NASA ground controllers had tried to adjust Skylab’s orbit so that the debris from the disintegrating spaceship would land in the Indian Ocean. Due to a slight error in calculations, the debris instead landed hundreds of kilometres further east than anticipated, right over the area stretching from Esperance to Balladonia. The debris landed around 2:37am on the 12th of July, 1979. Locals reported hearing a series of sonic booms, and seeing a flaming trail in the sky. As newspapers around the world reported on this event, a newspaper in San Francisco offered a $10,000 prize to the first person to bring a piece of Skylab to their office within 48 hours of re-entry. 17 year old Esperance local Stan Thornton made it to San Francisco in time to claim the prize.

First launched in May 1973, Skylab was 36 metres long and 6.7 metres wide, weighing in at 90.6 tonnes. During the launch, a micrometeoroid shield and solar panel were torn off, and another solar panel was damaged, putting the entire mission at risk of damage or running out of power. Three astronauts arrived at the orbiting Skylab space station later that month, on a mission called the Skylab 2. The astronauts were Commander Charles Conrad, along with Paul Weitz and Joseph Kerwin. The astronauts conducted a record-breaking 3 hour 25 minute space walk in order to repair the damage to the station. The repairs were successful, and the Skylab 2 crew stayed on board the Skylab Station for 28 days, breaking the record of the Soviet Soyuz 11 crew for the longest time spent in space.

The second manned mission to the Skylab Station arrived in July 1973, and was referred to as the Skylab 3 Mission. The astronauts of Skylab 3 were Commander Alan Bean, Jack Lousma, and Owen Garriott. This mission broke further records, with a 6 hour 29 minute spacewalk to conduct further repairs to the Station. They also spent a record 59 days in space. The Skylab 4 mission arrived in November of 1973, with Commander Gerald Carr, William Pogue, and Edward Gibson on board. The Skylab 4 once again extended the record of the longest spacewalk to 7 hours, and spent a record breaking 84 days in space. While the Skylab 4 crew were in space, the Soviet Soyuz 13 was launched with 2 Russian astronauts on board. The record of 5 people in space at the same time stood for 9 years.

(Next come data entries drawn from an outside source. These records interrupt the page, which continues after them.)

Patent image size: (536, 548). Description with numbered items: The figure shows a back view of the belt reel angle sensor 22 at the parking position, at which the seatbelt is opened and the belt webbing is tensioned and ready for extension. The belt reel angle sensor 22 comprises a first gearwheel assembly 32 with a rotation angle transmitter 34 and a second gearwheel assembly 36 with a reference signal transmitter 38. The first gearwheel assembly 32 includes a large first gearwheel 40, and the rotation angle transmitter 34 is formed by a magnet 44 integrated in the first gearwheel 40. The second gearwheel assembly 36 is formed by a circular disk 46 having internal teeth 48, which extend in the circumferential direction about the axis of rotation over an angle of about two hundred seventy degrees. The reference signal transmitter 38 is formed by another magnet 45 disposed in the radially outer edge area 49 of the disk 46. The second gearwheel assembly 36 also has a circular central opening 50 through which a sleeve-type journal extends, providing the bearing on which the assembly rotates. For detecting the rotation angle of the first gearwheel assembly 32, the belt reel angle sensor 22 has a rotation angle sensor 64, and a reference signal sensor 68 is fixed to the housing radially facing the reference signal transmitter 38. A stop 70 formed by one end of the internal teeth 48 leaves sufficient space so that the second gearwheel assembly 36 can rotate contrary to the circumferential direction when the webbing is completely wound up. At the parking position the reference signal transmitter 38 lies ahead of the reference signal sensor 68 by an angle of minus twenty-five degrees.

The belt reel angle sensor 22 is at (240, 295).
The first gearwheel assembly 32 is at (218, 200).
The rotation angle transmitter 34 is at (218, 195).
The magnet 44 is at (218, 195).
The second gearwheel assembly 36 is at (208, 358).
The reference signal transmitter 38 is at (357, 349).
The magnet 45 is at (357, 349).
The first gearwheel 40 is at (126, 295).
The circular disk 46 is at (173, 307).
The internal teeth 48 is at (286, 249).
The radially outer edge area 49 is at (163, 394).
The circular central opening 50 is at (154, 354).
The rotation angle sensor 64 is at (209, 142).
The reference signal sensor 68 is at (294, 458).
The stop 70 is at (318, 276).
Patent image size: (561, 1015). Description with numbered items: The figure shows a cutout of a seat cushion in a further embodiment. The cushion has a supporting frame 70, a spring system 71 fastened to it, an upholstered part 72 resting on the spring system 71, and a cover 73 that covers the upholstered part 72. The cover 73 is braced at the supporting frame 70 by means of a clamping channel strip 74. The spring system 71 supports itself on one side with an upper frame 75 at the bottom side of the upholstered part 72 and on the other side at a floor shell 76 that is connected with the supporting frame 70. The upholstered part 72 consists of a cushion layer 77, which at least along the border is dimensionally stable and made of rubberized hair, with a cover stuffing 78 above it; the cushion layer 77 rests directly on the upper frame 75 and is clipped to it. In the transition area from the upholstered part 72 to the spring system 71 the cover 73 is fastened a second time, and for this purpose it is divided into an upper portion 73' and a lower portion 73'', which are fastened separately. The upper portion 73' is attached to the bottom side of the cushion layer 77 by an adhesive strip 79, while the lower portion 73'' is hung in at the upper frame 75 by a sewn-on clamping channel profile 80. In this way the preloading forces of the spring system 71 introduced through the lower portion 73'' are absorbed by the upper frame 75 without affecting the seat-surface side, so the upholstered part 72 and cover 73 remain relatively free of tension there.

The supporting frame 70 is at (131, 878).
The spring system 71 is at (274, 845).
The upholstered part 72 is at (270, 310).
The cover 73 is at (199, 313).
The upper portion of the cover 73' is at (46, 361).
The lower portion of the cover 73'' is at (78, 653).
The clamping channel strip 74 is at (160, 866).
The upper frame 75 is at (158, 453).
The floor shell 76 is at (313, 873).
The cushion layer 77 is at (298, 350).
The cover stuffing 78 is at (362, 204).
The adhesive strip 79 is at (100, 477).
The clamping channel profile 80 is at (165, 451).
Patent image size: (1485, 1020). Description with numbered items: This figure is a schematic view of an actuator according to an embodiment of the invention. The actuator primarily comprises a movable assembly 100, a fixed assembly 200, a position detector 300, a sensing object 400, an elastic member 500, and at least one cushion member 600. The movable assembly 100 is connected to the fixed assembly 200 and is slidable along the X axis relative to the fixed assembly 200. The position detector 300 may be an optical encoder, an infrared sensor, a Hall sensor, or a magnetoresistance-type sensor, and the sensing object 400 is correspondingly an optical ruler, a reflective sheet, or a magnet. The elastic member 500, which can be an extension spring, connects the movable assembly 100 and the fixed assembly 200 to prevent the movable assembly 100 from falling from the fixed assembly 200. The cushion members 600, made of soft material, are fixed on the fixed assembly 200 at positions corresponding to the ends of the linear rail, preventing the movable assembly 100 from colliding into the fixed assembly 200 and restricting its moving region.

During its six years in orbit, Skylab made possible some very significant achievements in space travel. A great many experiments were done on board Skylab, as well as observations and photography of the sun and the Comet Kohoutek. Other experiments involved taking two spiders, who were named Anita and Arabella, on board to see how they were able to spin webs in zero gravity. Skylab also came equipped with a 45 kilogram IBM computer, which operated successfully during the mission, despite only having a 16,000 word memory and a backup system stored on magnetic tape. There were many other ‘firsts’ on Skylab, including the first space shower, which took two and a half hours to use.

The Skylab program cost US$2.2 billion, which would be over US$10 billion today. As well as being a significant part of the US space program, Skylab also lead to great advancements in our knowledge of space. Skylab also made possible the development of the International Space station. Around thirty pieces of Skylab have been donated to the Esperance Museum, and are on display as part of their Skylab display which is well worth checking out!